If you're going to optimize with closures, why not go a step further and pull the conditional out of the closure? You could instead have a conditional in the function that produces the right closure based on mode rather than constantly re-checking mode every single time you call the closure.
Also, maybe it would be worth discussing building temporary function variables in outer scope that resolve the methods before the closure is called (i.e. my_list_append = my_list.append). There was no opportunity to do this in example, but it's worth discussing.
Finally, dict access seems like a bad idea if you're this pressed for performance, especially since you only need one value -- maybe better just to encourage explicitly passing in a parameter.
This same oddity (checking a mode flag rather than returning one of two different implementations) shows up in their original code example for "Classes": that mode field and dictionary configuration should not "pass most code reviews" unless the people you are showing it to do not know much about object orientation... the description of the problem they are trying to solve (having different implementations that provide the same interface) should have been handled via polymorphism.
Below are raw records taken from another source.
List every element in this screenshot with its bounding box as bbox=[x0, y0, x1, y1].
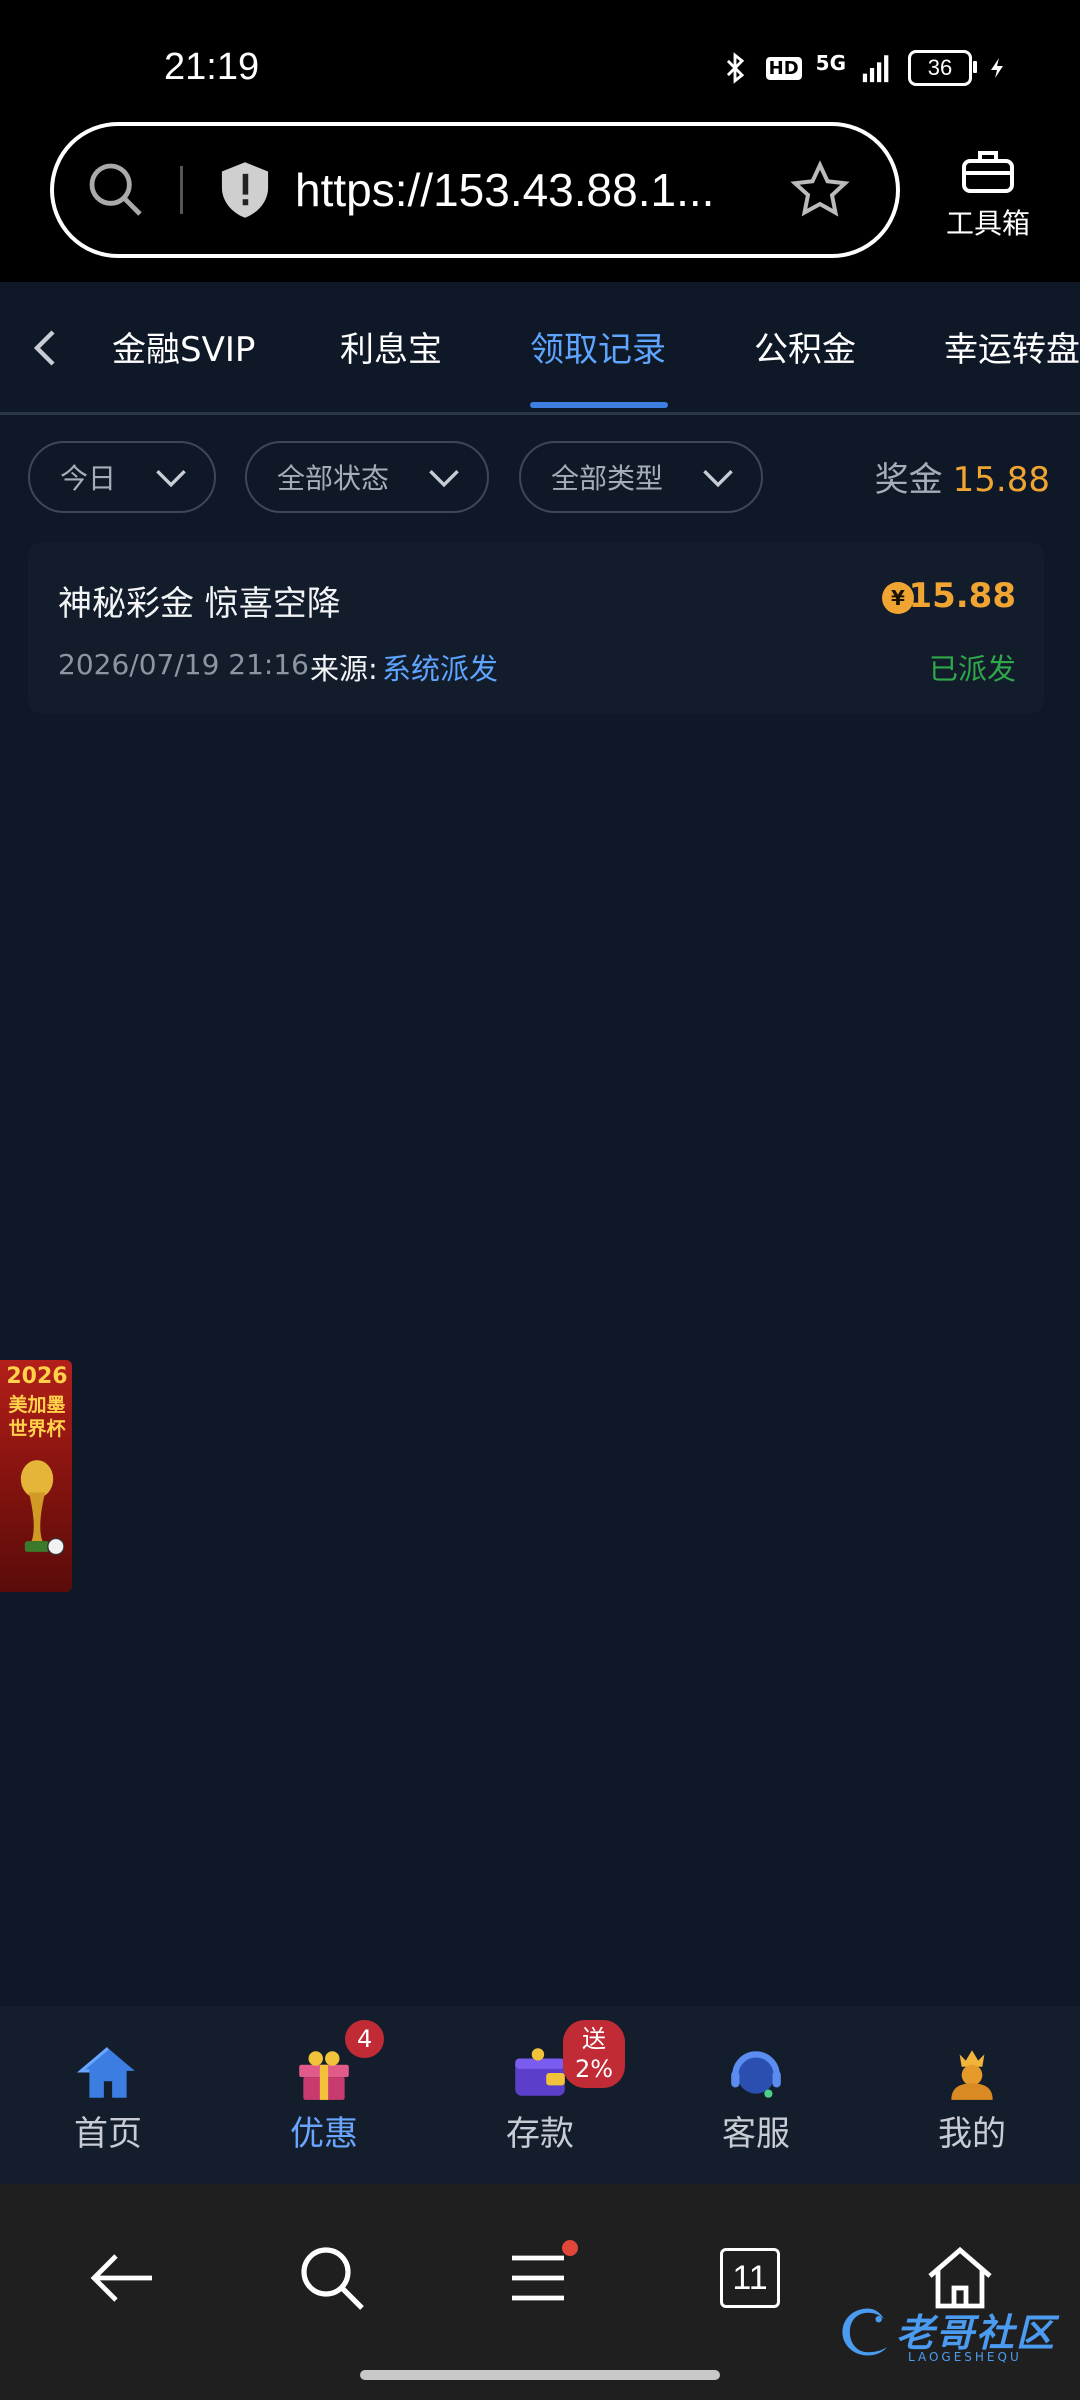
nav-profile[interactable]: 我的 bbox=[907, 2044, 1037, 2155]
banner-line2: 美加墨 bbox=[8, 1394, 66, 1416]
record-amount: 15.88 bbox=[908, 576, 1016, 616]
banner-line3: 世界杯 bbox=[8, 1418, 66, 1440]
toolbox-button[interactable]: 工具箱 bbox=[938, 146, 1038, 242]
chevron-down-icon bbox=[703, 469, 733, 488]
record-status: 已派发 bbox=[928, 652, 1016, 686]
tab-provident-fund[interactable]: 公积金 bbox=[754, 322, 856, 371]
nav-profile-label: 我的 bbox=[938, 2114, 1006, 2154]
security-shield-icon[interactable] bbox=[217, 160, 273, 220]
hd-icon: HD bbox=[765, 56, 802, 80]
profile-icon bbox=[951, 2050, 993, 2100]
status-time: 21:19 bbox=[164, 46, 260, 88]
tabs-button[interactable]: 11 bbox=[710, 2238, 790, 2318]
tab-financial-svip[interactable]: 金融SVIP bbox=[112, 322, 255, 371]
bonus-amount: 15.88 bbox=[952, 460, 1050, 500]
headset-icon bbox=[731, 2051, 781, 2098]
category-tabs: 金融SVIP 利息宝 领取记录 公积金 幸运转盘 bbox=[0, 282, 1080, 415]
date-filter-dropdown[interactable]: 今日 bbox=[28, 441, 216, 513]
nav-promotions-label: 优惠 bbox=[290, 2114, 358, 2154]
nav-promotions[interactable]: 优惠 4 bbox=[259, 2020, 389, 2155]
record-source: 系统派发 bbox=[382, 652, 499, 686]
charging-icon bbox=[991, 58, 1003, 78]
record-date: 2026/07/19 21:16 bbox=[58, 648, 309, 681]
record-source-label: 来源: bbox=[310, 652, 378, 686]
search-icon[interactable] bbox=[292, 2238, 372, 2318]
trophy-icon bbox=[20, 1460, 64, 1556]
bonus-label: 奖金 bbox=[874, 460, 943, 500]
watermark-logo: 老哥社区 LAOGESHEQU bbox=[836, 2300, 1066, 2370]
status-filter-dropdown[interactable]: 全部状态 bbox=[245, 441, 489, 513]
tabs-count: 11 bbox=[720, 2248, 780, 2308]
search-icon[interactable] bbox=[84, 158, 148, 222]
toolbox-icon bbox=[962, 151, 1014, 193]
world-cup-float-banner[interactable]: 2026 美加墨 世界杯 bbox=[0, 1360, 72, 1592]
gesture-home-bar[interactable] bbox=[360, 2370, 720, 2380]
nav-home-label: 首页 bbox=[74, 2114, 142, 2154]
watermark-subtext: LAOGESHEQU bbox=[908, 2350, 1022, 2364]
dragon-logo-icon bbox=[842, 2308, 888, 2356]
menu-icon[interactable] bbox=[500, 2238, 580, 2318]
record-title: 神秘彩金 惊喜空降 bbox=[58, 584, 341, 624]
nav-customer-service[interactable]: 客服 bbox=[691, 2044, 821, 2155]
active-tab-indicator bbox=[530, 402, 668, 408]
wallet-icon bbox=[515, 2048, 565, 2096]
signal-icon bbox=[862, 55, 889, 83]
type-filter-dropdown[interactable]: 全部类型 bbox=[519, 441, 763, 513]
bookmark-star-icon[interactable] bbox=[790, 160, 850, 220]
nav-customer-service-label: 客服 bbox=[722, 2114, 790, 2154]
5g-icon: 5G bbox=[815, 51, 846, 75]
tab-interest-treasure[interactable]: 利息宝 bbox=[340, 322, 442, 371]
status-icons: HD 5G 36 bbox=[718, 50, 1010, 86]
toolbox-label: 工具箱 bbox=[945, 207, 1030, 240]
tab-lucky-wheel[interactable]: 幸运转盘 bbox=[944, 322, 1080, 371]
nav-home[interactable]: 首页 bbox=[43, 2044, 173, 2155]
app-bottom-nav: 首页 优惠 4 存款 送2% 客服 我的 bbox=[0, 2006, 1080, 2184]
chevron-left-icon[interactable] bbox=[30, 328, 60, 368]
record-card: 神秘彩金 惊喜空降 ¥ 15.88 2026/07/19 21:16 来源: 系… bbox=[28, 542, 1044, 714]
tab-claim-records[interactable]: 领取记录 bbox=[530, 322, 666, 371]
watermark-text: 老哥社区 bbox=[896, 2311, 1057, 2355]
chevron-down-icon bbox=[429, 469, 459, 488]
deposit-badge: 送2% bbox=[563, 2020, 626, 2088]
battery-level: 36 bbox=[927, 55, 953, 80]
address-bar[interactable]: https://153.43.88.1... bbox=[50, 122, 900, 258]
chevron-down-icon bbox=[156, 469, 186, 488]
divider bbox=[180, 166, 183, 214]
status-filter-label: 全部状态 bbox=[277, 462, 390, 495]
browser-toolbar: https://153.43.88.1... 工具箱 bbox=[0, 110, 1080, 282]
home-icon bbox=[77, 2047, 135, 2098]
type-filter-label: 全部类型 bbox=[551, 462, 664, 495]
nav-deposit-label: 存款 bbox=[506, 2114, 574, 2154]
date-filter-label: 今日 bbox=[60, 462, 117, 495]
bluetooth-icon bbox=[726, 52, 744, 84]
url-text[interactable]: https://153.43.88.1... bbox=[295, 163, 745, 217]
banner-year: 2026 bbox=[6, 1364, 68, 1389]
back-arrow-icon[interactable] bbox=[84, 2238, 164, 2318]
gift-icon bbox=[299, 2051, 349, 2100]
battery-icon: 36 bbox=[908, 50, 977, 86]
nav-deposit[interactable]: 存款 送2% bbox=[475, 2020, 626, 2155]
promotions-badge: 4 bbox=[345, 2020, 385, 2058]
bonus-total: 奖金 15.88 bbox=[875, 452, 1050, 501]
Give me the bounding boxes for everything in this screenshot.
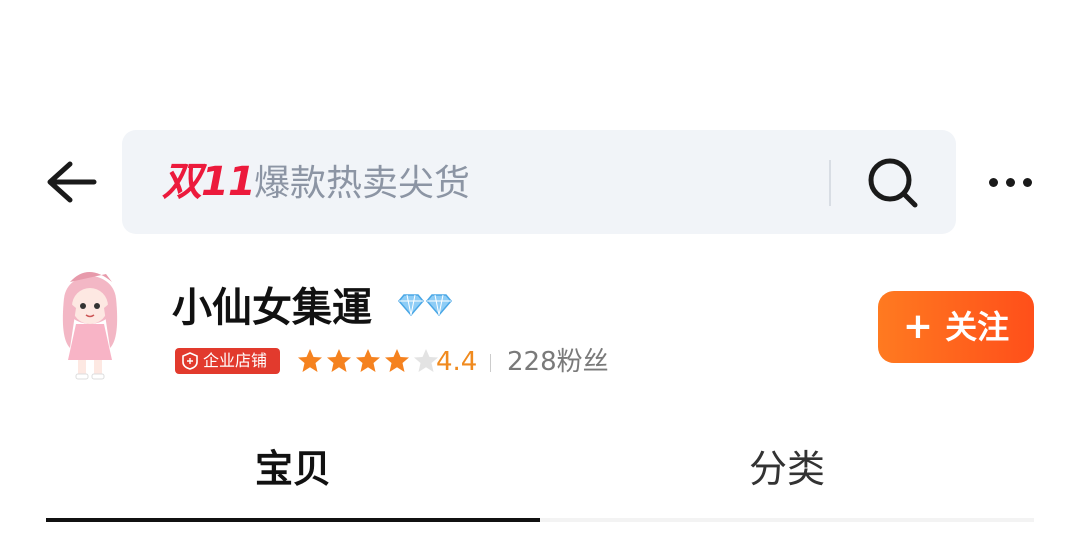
tab-category[interactable]: 分类	[540, 430, 1034, 508]
shop-name: 小仙女集運	[172, 285, 372, 331]
diamond-icon	[398, 294, 452, 317]
follower-count: 228粉丝	[507, 347, 609, 377]
more-button[interactable]	[978, 160, 1042, 204]
enterprise-store-badge: 企业店铺	[175, 348, 280, 374]
double-eleven-tag: 双11	[162, 159, 256, 205]
more-dots-icon	[988, 177, 998, 187]
tab-products[interactable]: 宝贝	[46, 430, 540, 508]
search-icon	[868, 158, 918, 208]
avatar-image	[62, 272, 118, 380]
enterprise-badge-icon	[182, 352, 198, 370]
rating-stars	[297, 348, 442, 376]
back-arrow-icon	[47, 161, 97, 203]
shop-avatar[interactable]	[50, 268, 130, 383]
star-icon	[356, 349, 380, 372]
shop-info: 小仙女集運 企业店铺 4.4 228粉丝 + 关注	[0, 268, 1080, 388]
tab-bar: 宝贝 分类	[0, 430, 1080, 530]
search-divider	[829, 160, 831, 206]
follow-button[interactable]: + 关注	[878, 291, 1034, 363]
diamond-level	[397, 292, 453, 318]
follow-label: 关注	[945, 308, 1010, 346]
star-icon	[327, 349, 351, 372]
rating-value: 4.4	[436, 347, 478, 377]
rating-divider	[490, 354, 491, 372]
search-bar[interactable]: 双11 爆款热卖尖货	[122, 130, 956, 234]
search-placeholder: 爆款热卖尖货	[254, 163, 471, 204]
plus-icon: +	[902, 306, 934, 347]
back-button[interactable]	[40, 150, 104, 214]
tab-active-indicator	[46, 518, 540, 522]
badge-label: 企业店铺	[203, 351, 268, 370]
star-icon	[298, 349, 322, 372]
search-button[interactable]	[862, 152, 924, 214]
star-icon	[385, 349, 409, 372]
top-bar: 双11 爆款热卖尖货	[0, 130, 1080, 234]
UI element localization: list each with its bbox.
(And as they care about performance, and have tested PyPy, they are hopefully using it, and so the class-based solution is just as fast as the closure-based one, and is going to allow for better decoupling of filter modalities; though, as someone who does a lot of functional programming, the closure-based approach does resonate with me.)
As I mentioned in a comment on Jaime's response (https://wrongsideofmemphis.wordpress.com/2015/05/08/optimise...), we actually do quite a bit more than this in our production code. The blog post here is meant to demonstrate the point, not to show our exact production code.
In particular, I wanted all 3 examples to use nearly identical inside the filter function, to isolate the differences just between the ways of accessing data in the benchmark results, and to show that closures are an easy way to gain some performance in hot spots (in CPython at least).
I get that you wanted to simplify the example, but the example you've written really just doesn't make much sense, so it's hard to understand your point.
The API in the example is really bad. Accepting a dictionary, only to require a specific key in the dictionary, is the worst of both worlds. But then if you use .get to access the dictionary body instead of the attribute access, you'll take on additional performance penalties, and other solutions will start to compete.
This was the first thing that jumped out at me too when I saw the code. I kept expecting them to optimize that- it would have been cleaner too. Very surprised when they wrapped it all up leaving the if statement still inside the closure.
> If you're going to optimize with closures, why not go a step further and pull the conditional out of the closure? You could instead have a conditional in the function that produces the right closure based on mode rather than constantly re-checking mode every single time you call the closure.
I tend to try and do that in any language as soon as a single conditional means a change in behaviour in different locations, regardless of optimization concerns. It makes for (IMHO) more robust code and much easier testing (though you need more mocks).
Also, maybe it would be worth discussing building temporary function variables in outer scope that resolve the methods before the closure is called (i.e. my_list_append = my_list.append). There was no opportunity to do this in example, but it's worth discussing.
Finally, dict access seems like a bad idea if you're this pressed for performance, especially since you only need one value -- maybe better just to encourage explicitly passing in a parameter.